Été 2017: Nouveaux départs
Départ de Montréal
Depuis le début du printemps, j’ai eu plus de difficulté à trouver le temps de courir qu’à mon habitude. Étrangement, ç’a été plus compliqué cet été jusqu’à maintenant que ça ne l’était pendant l’hiver.
Une bonne raison pour ça: en juin, après trois ans à Lachine, je déménageais et la préparation pour ce déplacement de Montréal à Joliette a pris beaucoup de mon temps.
Ainsi, je me suis senti un peu coupable et «en manque» de course et d’autres activités physiques. Et, pour rajouter un peu à ce sentiment de culpabilité, mon alimentation et l’équilibre que je réussis habituellement à maintenir sont partis par la fenêtre, ou plutôt par la porte… du restaurant!
Mais voilà que, plusieurs jours par semaine pendant plus d’un mois, après le travail, je devais monter et descendre trois étages d’escaliers avec des objets plus ou moins lourds et/ou encombrants pour en remplir mon véhicule, faire une à deux heures de route, avant de tout refaire en sens inverse.
Évidemment, pour moi, c’était juste du temps perdu pendant lequel je ne m’entraînais pas, mais au fur et à mesure que le premier juillet approchait, les marches ont commencé à me sembler un peu plus hautes et un peu plus nombreuses qu’au début. Les boîtes et les sacs un peu plus lourds aussi.
Et puis, malgré la difficulté de la tâche, ma copine et moi (elle sur le paquetage et moi sur le chargement) avons fini par voir la lumière au bout du corridor.
Donc, la veille du jour fatidique, le festival québécois du déménagement, nous avons fini par faire notre dernier voyage.
Début d’une nouvelle aventure
L’étape suivante pour moi était évidemment de reprendre la route, mais à pied.
Là, après trois ans de course en ville, je me suis retrouvé à courir entre les arbres et les champs des fermes locales, au chant des oiseaux et avec une idée excessivement limitée (cartes Google?) de la géographie locale. Avec les trois options suivantes: partir à droite, à gauche ou droit devant, j’ai rapidement retrouvé mon sens de l’aventure et mon appétit pour la route qui est assez vite devenu de la gourmandise (par exemple: encore une côte et je retourne à la maison, ok deux autres…)
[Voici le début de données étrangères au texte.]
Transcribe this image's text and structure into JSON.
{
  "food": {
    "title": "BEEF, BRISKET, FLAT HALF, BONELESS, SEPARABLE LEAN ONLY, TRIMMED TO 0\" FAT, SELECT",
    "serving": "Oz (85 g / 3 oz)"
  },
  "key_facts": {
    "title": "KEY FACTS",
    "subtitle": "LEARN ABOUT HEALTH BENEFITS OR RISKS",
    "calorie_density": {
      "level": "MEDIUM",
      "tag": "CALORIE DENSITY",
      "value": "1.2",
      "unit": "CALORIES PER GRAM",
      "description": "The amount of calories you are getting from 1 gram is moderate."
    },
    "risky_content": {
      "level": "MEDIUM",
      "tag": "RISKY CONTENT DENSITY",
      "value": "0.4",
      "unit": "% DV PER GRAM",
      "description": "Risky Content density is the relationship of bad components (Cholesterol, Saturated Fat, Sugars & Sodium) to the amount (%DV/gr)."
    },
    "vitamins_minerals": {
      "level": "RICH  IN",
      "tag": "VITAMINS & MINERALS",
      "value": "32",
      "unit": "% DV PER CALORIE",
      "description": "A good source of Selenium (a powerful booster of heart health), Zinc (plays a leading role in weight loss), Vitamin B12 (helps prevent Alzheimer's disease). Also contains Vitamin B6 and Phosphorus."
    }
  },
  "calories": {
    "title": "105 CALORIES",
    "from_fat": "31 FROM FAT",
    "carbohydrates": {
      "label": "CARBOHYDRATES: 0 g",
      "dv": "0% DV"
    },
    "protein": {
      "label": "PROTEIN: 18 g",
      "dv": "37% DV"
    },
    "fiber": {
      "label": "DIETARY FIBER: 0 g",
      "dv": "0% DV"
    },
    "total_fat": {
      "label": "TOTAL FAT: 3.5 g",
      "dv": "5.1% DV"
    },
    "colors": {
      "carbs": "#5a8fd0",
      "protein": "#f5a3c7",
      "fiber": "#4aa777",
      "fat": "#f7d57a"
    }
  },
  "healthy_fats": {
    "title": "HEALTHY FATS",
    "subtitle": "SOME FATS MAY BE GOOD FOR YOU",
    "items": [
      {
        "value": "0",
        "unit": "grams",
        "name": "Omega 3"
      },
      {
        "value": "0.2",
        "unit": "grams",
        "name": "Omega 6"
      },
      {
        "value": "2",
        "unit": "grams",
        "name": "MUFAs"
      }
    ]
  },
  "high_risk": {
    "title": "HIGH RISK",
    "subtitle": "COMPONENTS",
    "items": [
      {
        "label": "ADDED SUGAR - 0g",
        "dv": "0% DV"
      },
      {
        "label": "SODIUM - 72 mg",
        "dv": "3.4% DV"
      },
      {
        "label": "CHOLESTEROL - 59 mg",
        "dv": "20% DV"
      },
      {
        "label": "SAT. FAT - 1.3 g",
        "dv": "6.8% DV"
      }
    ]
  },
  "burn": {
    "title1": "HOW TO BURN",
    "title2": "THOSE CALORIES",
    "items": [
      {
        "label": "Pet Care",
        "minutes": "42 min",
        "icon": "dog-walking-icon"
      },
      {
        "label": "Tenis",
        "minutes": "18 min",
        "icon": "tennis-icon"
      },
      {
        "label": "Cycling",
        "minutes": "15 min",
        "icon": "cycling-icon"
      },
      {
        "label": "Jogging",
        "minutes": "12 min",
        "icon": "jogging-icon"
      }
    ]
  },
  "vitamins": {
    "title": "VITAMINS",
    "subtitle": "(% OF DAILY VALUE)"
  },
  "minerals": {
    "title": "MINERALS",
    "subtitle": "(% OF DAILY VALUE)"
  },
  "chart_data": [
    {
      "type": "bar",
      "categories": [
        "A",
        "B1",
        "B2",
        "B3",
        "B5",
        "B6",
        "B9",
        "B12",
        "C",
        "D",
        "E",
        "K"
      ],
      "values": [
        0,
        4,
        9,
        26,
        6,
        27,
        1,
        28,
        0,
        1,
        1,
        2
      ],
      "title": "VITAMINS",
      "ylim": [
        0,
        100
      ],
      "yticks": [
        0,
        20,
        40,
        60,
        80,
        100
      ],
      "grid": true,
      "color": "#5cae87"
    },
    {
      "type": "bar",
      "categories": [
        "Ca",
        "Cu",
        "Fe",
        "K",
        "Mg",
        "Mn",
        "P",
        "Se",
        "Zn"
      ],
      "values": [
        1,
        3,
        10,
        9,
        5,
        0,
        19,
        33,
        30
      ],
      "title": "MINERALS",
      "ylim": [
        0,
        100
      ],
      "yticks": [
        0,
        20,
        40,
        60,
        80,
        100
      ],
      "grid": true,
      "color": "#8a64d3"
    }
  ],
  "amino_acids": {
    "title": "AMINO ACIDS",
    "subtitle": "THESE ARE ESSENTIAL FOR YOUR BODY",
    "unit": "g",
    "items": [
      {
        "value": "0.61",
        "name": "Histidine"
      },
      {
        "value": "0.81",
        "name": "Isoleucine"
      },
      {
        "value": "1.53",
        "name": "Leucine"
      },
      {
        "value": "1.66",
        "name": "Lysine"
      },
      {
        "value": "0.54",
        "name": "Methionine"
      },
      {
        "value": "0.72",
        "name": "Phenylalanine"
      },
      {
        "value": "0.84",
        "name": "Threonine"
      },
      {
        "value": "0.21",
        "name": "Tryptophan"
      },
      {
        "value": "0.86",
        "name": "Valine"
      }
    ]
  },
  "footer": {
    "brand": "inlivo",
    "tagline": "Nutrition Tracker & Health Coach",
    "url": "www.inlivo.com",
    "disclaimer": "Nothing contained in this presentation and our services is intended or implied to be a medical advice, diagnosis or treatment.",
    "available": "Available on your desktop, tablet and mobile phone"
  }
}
Forcément, je me suis un peu perdu, pendant une sortie plus longue, où je me suis retrouvé du mauvais côté de la rivière L’Assomption, forcé de rebrousser chemin faute de pont pour traverser ladite rivière, même si je n’étais qu’à quelques petits kilomètres de chez-moi. Pas de passage, à moins de nager.
Indice que j’étais un peu plus loin de chez-moi que je ne le croyais: quand je demandais à plusieurs personnes de m’aider à trouver un chemin vers mon quartier et que personne ne savait de quel quartier je parlais.
Toujours est-il qu’à ma prochaine sortie j’ai, en fait, trouvé un petit pont pour piétons et cyclistes qui traversait la rivière près de chez-moi. Ce qui n’aurait pas tellement écourté cette longue sortie de toute façon, mais qui m’a bien fait sourire quand même, après coup.
Mais quelle belle expérience que d’explorer un nouveau patelin en courant! Ça faisait trop longtemps que j’avais fait ça.
Et puis, avec tout ça, je me suis rendu compte que je n’avais pas perdu ma forme ou mon endurance et même que mes vêtements semblaient un peu moins ajustés, après le déménagement. Je n’avais pas de poids à perdre avant, mais c’est un léger changement que j’ai apprécié.
Ça m’a rappelé un passé pas si lointain où je ne faisais rien que travailler, m’entraîner, manger, courser et dormir avant de recommencer, presque tous les jours et toute l’année. Ça me faisait une forme un peu différente que celle que j’ai aujourd’hui.
Enfin, même si aujourd’hui je me contente surtout de rester actif, en faisant des choses que j’aime, sans jamais vraiment m’arrêter, mais aussi sans trop vouloir performer, je trouve que je m’en tire très bien et, surtout, que ma vie est beaucoup plus équilibrée qu’avant. Je suis aussi capable de faire face aux défis physiques réels et nécessaires de la vie, comme un déménagement. Ce qui est pour moi plus important que les médailles et trophées que j’ai trimballés d’une maison à l’autre cet été, dans leurs boîtes, desquelles ils ne sont pas sortis depuis un moment déjà.
Je termine en vous souhaitant plein de belles aventures de course, peut-être même de vous perdre tiens, et de trouver ou de retrouver votre équilibre cet été.